Sunday, January 23, 2005

People Get Caught in a Trap: You Can Run But You Can't Hide From the Self

A good quote from my current read, Alchemical Active Imagination, by Jung's famous student/acolyte/psychoanalyst and Latin/myth/fairy tale scholar Marie Louise Von Franz. The book is a study of a medieval alchemical text that illustrates how the early pseudoscience of alchemy was and is also as much an early psychoanalytical self analysis tool as it was a quest to turn dirt into gold.

Think of: Alice in Wonderland; The Lion, Witch, and the Wardrobe; or in heroic plays or epics, where the hero makes a decision and has to find his real powers or strenghts in order to overcome great adversity (Odysseus, Aeneas, Ceremony); or the anthithesis of this in tragedy, where the antihero fails (Richard the II, Hamlet, La Dolce Vita, Dr Faustus).

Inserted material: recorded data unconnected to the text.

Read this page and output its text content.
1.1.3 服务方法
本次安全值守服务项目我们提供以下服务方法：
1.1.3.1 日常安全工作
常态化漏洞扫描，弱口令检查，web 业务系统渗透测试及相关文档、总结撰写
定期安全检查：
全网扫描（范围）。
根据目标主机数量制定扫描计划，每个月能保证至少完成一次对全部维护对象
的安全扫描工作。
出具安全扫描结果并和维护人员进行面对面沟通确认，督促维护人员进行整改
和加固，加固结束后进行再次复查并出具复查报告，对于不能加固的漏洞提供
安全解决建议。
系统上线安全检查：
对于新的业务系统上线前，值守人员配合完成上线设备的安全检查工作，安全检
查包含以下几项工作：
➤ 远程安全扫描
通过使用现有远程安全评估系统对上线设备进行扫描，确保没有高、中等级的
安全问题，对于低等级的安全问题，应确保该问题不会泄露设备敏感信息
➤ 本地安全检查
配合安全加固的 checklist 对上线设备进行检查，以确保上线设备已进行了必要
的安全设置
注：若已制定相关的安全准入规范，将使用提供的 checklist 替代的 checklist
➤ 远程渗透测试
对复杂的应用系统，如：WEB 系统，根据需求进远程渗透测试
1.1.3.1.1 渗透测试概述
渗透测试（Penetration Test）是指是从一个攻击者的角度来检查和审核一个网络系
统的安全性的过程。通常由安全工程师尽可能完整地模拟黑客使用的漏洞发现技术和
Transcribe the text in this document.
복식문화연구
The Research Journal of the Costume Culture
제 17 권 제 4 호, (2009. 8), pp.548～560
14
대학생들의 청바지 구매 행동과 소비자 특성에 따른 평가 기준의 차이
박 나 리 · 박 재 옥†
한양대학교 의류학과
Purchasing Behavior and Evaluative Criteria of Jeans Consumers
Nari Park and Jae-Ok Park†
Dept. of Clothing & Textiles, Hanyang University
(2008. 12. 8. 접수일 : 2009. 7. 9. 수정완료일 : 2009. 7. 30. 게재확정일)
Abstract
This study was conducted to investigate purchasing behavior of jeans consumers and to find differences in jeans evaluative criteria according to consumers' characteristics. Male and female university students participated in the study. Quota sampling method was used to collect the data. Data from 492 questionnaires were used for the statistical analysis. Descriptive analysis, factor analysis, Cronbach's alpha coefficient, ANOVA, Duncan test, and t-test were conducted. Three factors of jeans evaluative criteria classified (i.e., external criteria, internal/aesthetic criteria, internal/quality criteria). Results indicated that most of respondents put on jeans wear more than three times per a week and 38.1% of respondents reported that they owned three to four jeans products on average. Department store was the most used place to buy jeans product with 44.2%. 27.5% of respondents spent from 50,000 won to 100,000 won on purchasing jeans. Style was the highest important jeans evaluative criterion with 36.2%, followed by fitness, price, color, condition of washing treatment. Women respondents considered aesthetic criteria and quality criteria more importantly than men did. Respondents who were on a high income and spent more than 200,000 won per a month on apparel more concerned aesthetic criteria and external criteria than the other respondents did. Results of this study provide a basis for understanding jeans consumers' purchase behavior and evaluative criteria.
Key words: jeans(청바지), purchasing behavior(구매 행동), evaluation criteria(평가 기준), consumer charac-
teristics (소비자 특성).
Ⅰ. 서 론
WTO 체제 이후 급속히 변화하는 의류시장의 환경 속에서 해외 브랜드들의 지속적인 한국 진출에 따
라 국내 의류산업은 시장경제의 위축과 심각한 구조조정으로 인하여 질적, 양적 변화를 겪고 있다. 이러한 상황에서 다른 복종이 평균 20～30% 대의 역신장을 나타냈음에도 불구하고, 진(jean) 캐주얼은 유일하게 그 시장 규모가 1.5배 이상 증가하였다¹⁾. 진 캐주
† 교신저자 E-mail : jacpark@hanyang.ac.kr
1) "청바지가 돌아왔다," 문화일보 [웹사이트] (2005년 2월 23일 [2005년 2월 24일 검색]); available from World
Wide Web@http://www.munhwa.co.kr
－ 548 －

". . . if you think of an archetypal motif and of archetypal background, such as appears very often in myths and fairy tales, people get caught in a trap. They enter a castle and the door shuts behind them, and that always means that now they are in the Self. Now they have reached that point in their psyche where they can no longer run away from themselves. Now they are in for it, and the ego, which always flirts with the idea of getting away from what it ought to do, knows it is caught in the mousetrap and hirtherto has to fulfill the requirements of the Self and will not be released before that accomplishment.

"In all fairy tales and mythological patterns one is always released again, in spite of everything, but only after one has done the heroic deed. Trying to run away is no good, for you cannot escape [from the Self]."